For this reason, embryonic stem cell research, which involves the creation of human embryos in order to harvest their stem cells for medical uses, should be viewed as the intentional creation and destruction of distinct, individual, tiny human lives. Other sources of stem cells should be used instead, where the removal of the cells does not harm a human being.
What if abortion is necessary to save the life of the mother? Here it is necessary to recognize that removing the unborn child (e.g., from the fallopian tube) is done with the direct intention of saving the life of the mother, not with the direct intention of taking the child’s life (which, if the medical technology exists, should also be preserved).

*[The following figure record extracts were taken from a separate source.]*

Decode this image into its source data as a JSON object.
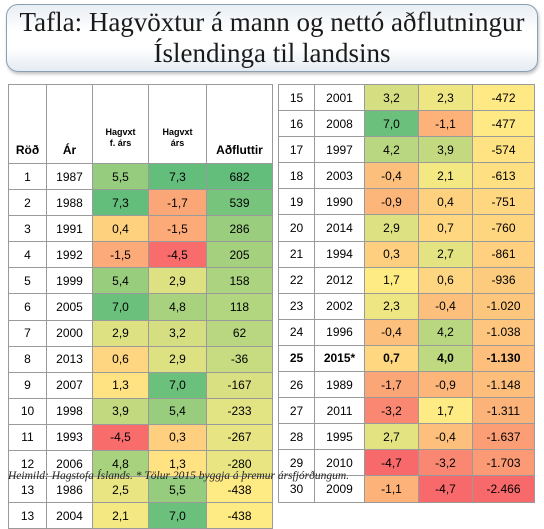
{
  "title": {
    "line1": "Tafla: Hagvöxtur á mann og nettó aðflutningur",
    "line2": "Íslendinga til landsins"
  },
  "table_headers": {
    "rank": "Röð",
    "year": "Ár",
    "growth_prev_line1": "Hagvxt",
    "growth_prev_line2": "f. árs",
    "growth_line1": "Hagvxt",
    "growth_line2": "árs",
    "net_migration": "Aðfluttir"
  },
  "rows_left": [
    {
      "rank": "1",
      "year": "1987",
      "growth_prev": "5,5",
      "growth": "7,3",
      "net": "682"
    },
    {
      "rank": "2",
      "year": "1988",
      "growth_prev": "7,3",
      "growth": "-1,7",
      "net": "539"
    },
    {
      "rank": "3",
      "year": "1991",
      "growth_prev": "0,4",
      "growth": "-1,5",
      "net": "286"
    },
    {
      "rank": "4",
      "year": "1992",
      "growth_prev": "-1,5",
      "growth": "-4,5",
      "net": "205"
    },
    {
      "rank": "5",
      "year": "1999",
      "growth_prev": "5,4",
      "growth": "2,9",
      "net": "158"
    },
    {
      "rank": "6",
      "year": "2005",
      "growth_prev": "7,0",
      "growth": "4,8",
      "net": "118"
    },
    {
      "rank": "7",
      "year": "2000",
      "growth_prev": "2,9",
      "growth": "3,2",
      "net": "62"
    },
    {
      "rank": "8",
      "year": "2013",
      "growth_prev": "0,6",
      "growth": "2,9",
      "net": "-36"
    },
    {
      "rank": "9",
      "year": "2007",
      "growth_prev": "1,3",
      "growth": "7,0",
      "net": "-167"
    },
    {
      "rank": "10",
      "year": "1998",
      "growth_prev": "3,9",
      "growth": "5,4",
      "net": "-233"
    },
    {
      "rank": "11",
      "year": "1993",
      "growth_prev": "-4,5",
      "growth": "0,3",
      "net": "-267"
    },
    {
      "rank": "12",
      "year": "2006",
      "growth_prev": "4,8",
      "growth": "1,3",
      "net": "-280"
    },
    {
      "rank": "13",
      "year": "1986",
      "growth_prev": "2,5",
      "growth": "5,5",
      "net": "-438"
    },
    {
      "rank": "13",
      "year": "2004",
      "growth_prev": "2,1",
      "growth": "7,0",
      "net": "-438"
    }
  ],
  "rows_right": [
    {
      "rank": "15",
      "year": "2001",
      "growth_prev": "3,2",
      "growth": "2,3",
      "net": "-472"
    },
    {
      "rank": "16",
      "year": "2008",
      "growth_prev": "7,0",
      "growth": "-1,1",
      "net": "-477"
    },
    {
      "rank": "17",
      "year": "1997",
      "growth_prev": "4,2",
      "growth": "3,9",
      "net": "-574"
    },
    {
      "rank": "18",
      "year": "2003",
      "growth_prev": "-0,4",
      "growth": "2,1",
      "net": "-613"
    },
    {
      "rank": "19",
      "year": "1990",
      "growth_prev": "-0,9",
      "growth": "0,4",
      "net": "-751"
    },
    {
      "rank": "20",
      "year": "2014",
      "growth_prev": "2,9",
      "growth": "0,7",
      "net": "-760"
    },
    {
      "rank": "21",
      "year": "1994",
      "growth_prev": "0,3",
      "growth": "2,7",
      "net": "-861"
    },
    {
      "rank": "22",
      "year": "2012",
      "growth_prev": "1,7",
      "growth": "0,6",
      "net": "-936"
    },
    {
      "rank": "23",
      "year": "2002",
      "growth_prev": "2,3",
      "growth": "-0,4",
      "net": "-1.020"
    },
    {
      "rank": "24",
      "year": "1996",
      "growth_prev": "-0,4",
      "growth": "4,2",
      "net": "-1.038"
    },
    {
      "rank": "25",
      "year": "2015*",
      "growth_prev": "0,7",
      "growth": "4,0",
      "net": "-1.130",
      "bold": true
    },
    {
      "rank": "26",
      "year": "1989",
      "growth_prev": "-1,7",
      "growth": "-0,9",
      "net": "-1.148"
    },
    {
      "rank": "27",
      "year": "2011",
      "growth_prev": "-3,2",
      "growth": "1,7",
      "net": "-1.311"
    },
    {
      "rank": "28",
      "year": "1995",
      "growth_prev": "2,7",
      "growth": "-0,4",
      "net": "-1.637"
    },
    {
      "rank": "29",
      "year": "2010",
      "growth_prev": "-4,7",
      "growth": "-3,2",
      "net": "-1.703"
    },
    {
      "rank": "30",
      "year": "2009",
      "growth_prev": "-1,1",
      "growth": "-4,7",
      "net": "-2.466"
    }
  ],
  "color_scale": {
    "low": "#f8696b",
    "mid": "#ffeb84",
    "high": "#63be7b",
    "growth_min": -4.7,
    "growth_mid": 1.7,
    "growth_max": 7.3,
    "net_min": -2466,
    "net_mid": -438,
    "net_max": 682
  },
  "source": "Heimild: Hagstofa Íslands. * Tölur 2015 byggja á þremur ársfjórðungum."
}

Nevertheless, in such a rare and tragic case the choice would be between the loss of one life (the baby’s) and the loss of two lives (both the baby’s and the mother’s). This is the only type of situation in which abortion would be morally justified, as making the best of an extremely difficult situation.
The witness of Scripture, as confirmed by the testimony of the early church, is that every human being, from conception through natural death, is to be respected as a person created in the image of God, whose life has special dignity by virtue of his or her relationship to the Creator. Like the early church, Christians should be known as a people who protect, nurture, and cherish children as gifts from the Lord (Ps. 127:3).